Lawsky, by our accounts, is a good man with a hard job, and who inherited a pretty bad situation with the NYLB. By the time he arrived on the scene, the NYLB had pushed ELNY beyond the point of no return. And to Lawsky's credit, he could have kicked the can down the road on ELNY like so many of his predecessors did. But he took action and tried to fix things with ELNY. His first option was to go to New York insurers and get them to all pay into ELNY's shortfall of funds so the policyholders could be made whole and still get 100 cents to the dollar on their policies once ELNY was liquidated.

The industry refused, and Lawsky accepted their refusal. And in so doing, the public was failed yet again.

Lawsky, in the meantime, levied a $330 million fine against Standard Chartered bank earlier this year for laundering money for Iran. When I asked where that money was going, the DFS told me the money was going into the state's general fund. Not long ago, Ivy Asset Management was fined some $200 million for failing to blow the whistle on Bernard Madoff's Ponzi scheme. Those funds are going back to Madoff's victims. But to see half a billion dollars levied in fines in less than a year, and to know that ELNY could have been made much more whole off of those fines, and to know that none of that money will be allocated to help ELNY, is disgusting.

Lawsky answers to one person: New York Governor Andrew Cuomo. So really, the management of ELNY is a pretty thin line of accountability: from the head of the NYLB, to Lawsky, to Cuomo. Cuomo has yet to show a public interest in ELNY, perhaps because so many of ELNY's annuitant payees are not residents of the state. But ELNY is darkening his doorstep, and as governor, he has a duty to the public, both to the people of New York, and to those with whom the government does business. And in this case, that means the ELNY payees.

The simple truth is this: Cuomo could fix ELNY if he wanted to. If he thought fixing ELNY would help his chances for a Presidential run in 2016, ELNY would already be fixed. But so far, it remains the subject of an unfair and brutal liquidation scheme that takes advantage of people who have been denied any opportunity to hold accountable those who have ruined their finances. Somewhere, ELNY needs about $1 billion to be made whole. The insurance industry in the state could simply be ordered to pay that amount; Lawsky certainly believed so. So why will Cuomo not take action?

Is it because Cuomo cannot stomach the notion of making the rest of the industry in the state pay for the actions of an irresponsible few? Perhaps. But if that is the case, then there is always the possibility of paying for ELNY with other general fund monies. And if making the people of New York pay for ELNY seems more unfair than making the ELNY payees shoulder the burden of a failure they did not commit, then at the very least, Cuomo could ensure that any and all fines levied by the Department of Financial Services (Ben Lawsky) go first to ELNY before going anywhere else.

So why won't Governor Cuomo call a press conference and say that he has found funding to make ELNY whole?
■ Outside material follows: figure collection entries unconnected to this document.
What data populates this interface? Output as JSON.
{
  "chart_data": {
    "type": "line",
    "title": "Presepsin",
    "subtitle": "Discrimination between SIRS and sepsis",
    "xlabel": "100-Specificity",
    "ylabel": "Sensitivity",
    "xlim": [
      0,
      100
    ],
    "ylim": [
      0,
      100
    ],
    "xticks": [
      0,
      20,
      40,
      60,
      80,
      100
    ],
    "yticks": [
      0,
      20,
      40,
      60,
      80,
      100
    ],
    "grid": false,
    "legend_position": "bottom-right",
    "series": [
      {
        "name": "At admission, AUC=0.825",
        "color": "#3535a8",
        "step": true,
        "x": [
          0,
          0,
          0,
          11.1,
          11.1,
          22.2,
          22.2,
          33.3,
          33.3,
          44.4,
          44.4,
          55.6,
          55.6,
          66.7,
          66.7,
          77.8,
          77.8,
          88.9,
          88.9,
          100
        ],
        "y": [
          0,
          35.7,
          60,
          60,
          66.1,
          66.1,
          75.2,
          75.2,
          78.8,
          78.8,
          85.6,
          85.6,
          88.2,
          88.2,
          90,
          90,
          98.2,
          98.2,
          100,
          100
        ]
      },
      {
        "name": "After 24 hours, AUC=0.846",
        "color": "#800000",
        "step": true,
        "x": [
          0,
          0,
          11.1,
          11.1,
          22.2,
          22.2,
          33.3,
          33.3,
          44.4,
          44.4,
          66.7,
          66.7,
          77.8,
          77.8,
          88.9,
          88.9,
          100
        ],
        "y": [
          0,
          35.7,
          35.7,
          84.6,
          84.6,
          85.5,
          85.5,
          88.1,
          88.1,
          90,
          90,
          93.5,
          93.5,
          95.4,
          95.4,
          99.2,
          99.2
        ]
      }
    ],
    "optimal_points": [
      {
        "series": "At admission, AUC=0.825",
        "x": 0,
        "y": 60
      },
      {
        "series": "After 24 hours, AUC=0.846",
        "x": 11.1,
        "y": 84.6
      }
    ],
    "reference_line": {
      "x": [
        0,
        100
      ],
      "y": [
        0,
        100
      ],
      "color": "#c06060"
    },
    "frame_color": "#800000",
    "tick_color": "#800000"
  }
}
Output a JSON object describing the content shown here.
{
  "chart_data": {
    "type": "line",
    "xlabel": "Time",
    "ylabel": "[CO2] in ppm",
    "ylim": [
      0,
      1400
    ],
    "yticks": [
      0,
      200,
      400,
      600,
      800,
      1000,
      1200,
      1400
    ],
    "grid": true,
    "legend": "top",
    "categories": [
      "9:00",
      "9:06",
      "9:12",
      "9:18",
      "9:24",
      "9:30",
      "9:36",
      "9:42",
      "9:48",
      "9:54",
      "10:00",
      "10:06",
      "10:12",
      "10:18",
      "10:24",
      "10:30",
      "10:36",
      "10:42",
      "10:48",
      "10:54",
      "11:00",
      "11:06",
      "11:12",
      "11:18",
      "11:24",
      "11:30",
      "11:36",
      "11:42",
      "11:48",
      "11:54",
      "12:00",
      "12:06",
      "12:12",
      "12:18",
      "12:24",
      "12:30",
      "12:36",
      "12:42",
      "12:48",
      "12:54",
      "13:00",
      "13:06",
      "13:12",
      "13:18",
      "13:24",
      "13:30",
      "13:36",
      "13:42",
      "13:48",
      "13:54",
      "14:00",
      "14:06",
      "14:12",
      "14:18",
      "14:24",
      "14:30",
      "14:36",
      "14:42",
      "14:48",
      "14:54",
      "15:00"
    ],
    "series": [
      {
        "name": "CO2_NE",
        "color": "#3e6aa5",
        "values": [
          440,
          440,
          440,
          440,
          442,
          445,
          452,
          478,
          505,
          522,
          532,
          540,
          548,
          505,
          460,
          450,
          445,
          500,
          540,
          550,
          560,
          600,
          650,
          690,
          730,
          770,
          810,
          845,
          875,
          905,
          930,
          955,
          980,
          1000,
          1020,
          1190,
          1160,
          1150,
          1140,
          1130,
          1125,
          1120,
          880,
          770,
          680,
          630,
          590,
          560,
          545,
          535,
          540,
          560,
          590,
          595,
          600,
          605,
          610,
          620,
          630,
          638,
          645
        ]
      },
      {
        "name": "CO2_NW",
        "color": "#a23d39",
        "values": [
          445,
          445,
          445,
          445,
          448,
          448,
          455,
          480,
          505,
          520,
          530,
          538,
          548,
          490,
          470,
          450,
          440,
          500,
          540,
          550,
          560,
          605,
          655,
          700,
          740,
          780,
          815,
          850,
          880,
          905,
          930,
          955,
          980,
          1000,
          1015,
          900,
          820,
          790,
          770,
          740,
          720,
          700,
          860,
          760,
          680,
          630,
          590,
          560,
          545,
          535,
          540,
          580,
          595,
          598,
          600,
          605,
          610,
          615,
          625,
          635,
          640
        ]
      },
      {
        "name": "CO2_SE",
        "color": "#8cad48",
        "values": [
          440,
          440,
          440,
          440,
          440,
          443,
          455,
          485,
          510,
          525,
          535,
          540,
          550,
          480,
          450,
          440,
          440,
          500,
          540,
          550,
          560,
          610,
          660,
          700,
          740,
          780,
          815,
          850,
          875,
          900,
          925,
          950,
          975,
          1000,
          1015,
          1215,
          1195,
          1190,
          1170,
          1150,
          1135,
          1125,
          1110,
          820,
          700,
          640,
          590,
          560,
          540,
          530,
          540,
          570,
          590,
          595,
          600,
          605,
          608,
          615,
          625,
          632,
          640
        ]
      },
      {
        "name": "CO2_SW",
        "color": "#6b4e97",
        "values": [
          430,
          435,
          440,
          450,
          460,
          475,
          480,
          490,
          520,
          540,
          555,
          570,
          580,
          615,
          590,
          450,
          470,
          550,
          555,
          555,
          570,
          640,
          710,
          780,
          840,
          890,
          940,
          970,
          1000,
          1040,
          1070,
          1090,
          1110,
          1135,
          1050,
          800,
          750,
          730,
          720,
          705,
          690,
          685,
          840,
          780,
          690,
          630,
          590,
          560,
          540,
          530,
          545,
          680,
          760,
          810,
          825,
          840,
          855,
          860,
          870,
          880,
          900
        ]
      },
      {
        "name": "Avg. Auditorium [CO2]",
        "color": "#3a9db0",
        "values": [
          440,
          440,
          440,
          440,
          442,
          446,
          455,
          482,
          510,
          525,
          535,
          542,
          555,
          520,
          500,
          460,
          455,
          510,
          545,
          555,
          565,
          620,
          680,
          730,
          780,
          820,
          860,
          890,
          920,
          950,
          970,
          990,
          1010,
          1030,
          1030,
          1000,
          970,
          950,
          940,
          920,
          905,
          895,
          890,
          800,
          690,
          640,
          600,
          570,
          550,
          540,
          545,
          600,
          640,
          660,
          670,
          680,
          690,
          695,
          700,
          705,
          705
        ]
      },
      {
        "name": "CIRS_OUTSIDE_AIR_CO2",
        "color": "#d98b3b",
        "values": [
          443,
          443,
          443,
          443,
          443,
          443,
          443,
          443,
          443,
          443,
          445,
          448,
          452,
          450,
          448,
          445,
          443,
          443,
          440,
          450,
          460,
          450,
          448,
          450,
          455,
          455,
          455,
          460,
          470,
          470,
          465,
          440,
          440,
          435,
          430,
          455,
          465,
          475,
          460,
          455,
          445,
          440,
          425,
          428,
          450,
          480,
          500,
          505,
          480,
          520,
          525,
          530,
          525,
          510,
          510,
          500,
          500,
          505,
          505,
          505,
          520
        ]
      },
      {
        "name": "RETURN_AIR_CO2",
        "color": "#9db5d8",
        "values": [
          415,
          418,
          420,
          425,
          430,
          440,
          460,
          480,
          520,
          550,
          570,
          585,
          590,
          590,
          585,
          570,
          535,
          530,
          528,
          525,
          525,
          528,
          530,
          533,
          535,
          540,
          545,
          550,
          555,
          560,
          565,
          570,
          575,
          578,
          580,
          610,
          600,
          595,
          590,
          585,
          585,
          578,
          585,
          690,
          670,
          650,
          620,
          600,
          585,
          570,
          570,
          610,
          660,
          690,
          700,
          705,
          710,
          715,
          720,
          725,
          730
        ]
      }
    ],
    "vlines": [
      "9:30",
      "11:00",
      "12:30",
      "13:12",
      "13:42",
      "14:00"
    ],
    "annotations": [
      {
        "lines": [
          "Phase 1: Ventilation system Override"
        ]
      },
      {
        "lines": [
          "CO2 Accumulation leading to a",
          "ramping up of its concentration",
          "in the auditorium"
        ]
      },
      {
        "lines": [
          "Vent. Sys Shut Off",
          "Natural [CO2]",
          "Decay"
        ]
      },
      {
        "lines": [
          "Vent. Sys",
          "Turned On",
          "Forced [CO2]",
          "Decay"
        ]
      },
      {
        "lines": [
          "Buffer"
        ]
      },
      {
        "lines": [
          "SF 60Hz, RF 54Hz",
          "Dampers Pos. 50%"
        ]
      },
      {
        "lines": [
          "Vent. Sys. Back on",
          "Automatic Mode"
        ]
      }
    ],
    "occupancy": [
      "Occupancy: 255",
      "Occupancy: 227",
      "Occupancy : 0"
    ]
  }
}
The ELNY liquidation plan is currently being appealed. It has not yet taken effect. There is still time to fix this unholy mess New York has allowed to fester for the past two decades, and is now trying to wash its hands of. New York is supposed to be better than this. Ben Lawsky is supposed to be better than this. Andrew Cuomo is supposed to be better than this. And yet, somehow, none of them are, when ELNY is concerned. And that is a grave disappointment.

Governor Cuomo, make this right. Fix ELNY before its payees must endure their harsh payment cuts. There is a difference between doing the easy thing and doing the right thing. Show your constituents that you know the difference, or be called out as being just as much a part of this long-running failure as everybody else who has had a chance to fix ELNY and come up short.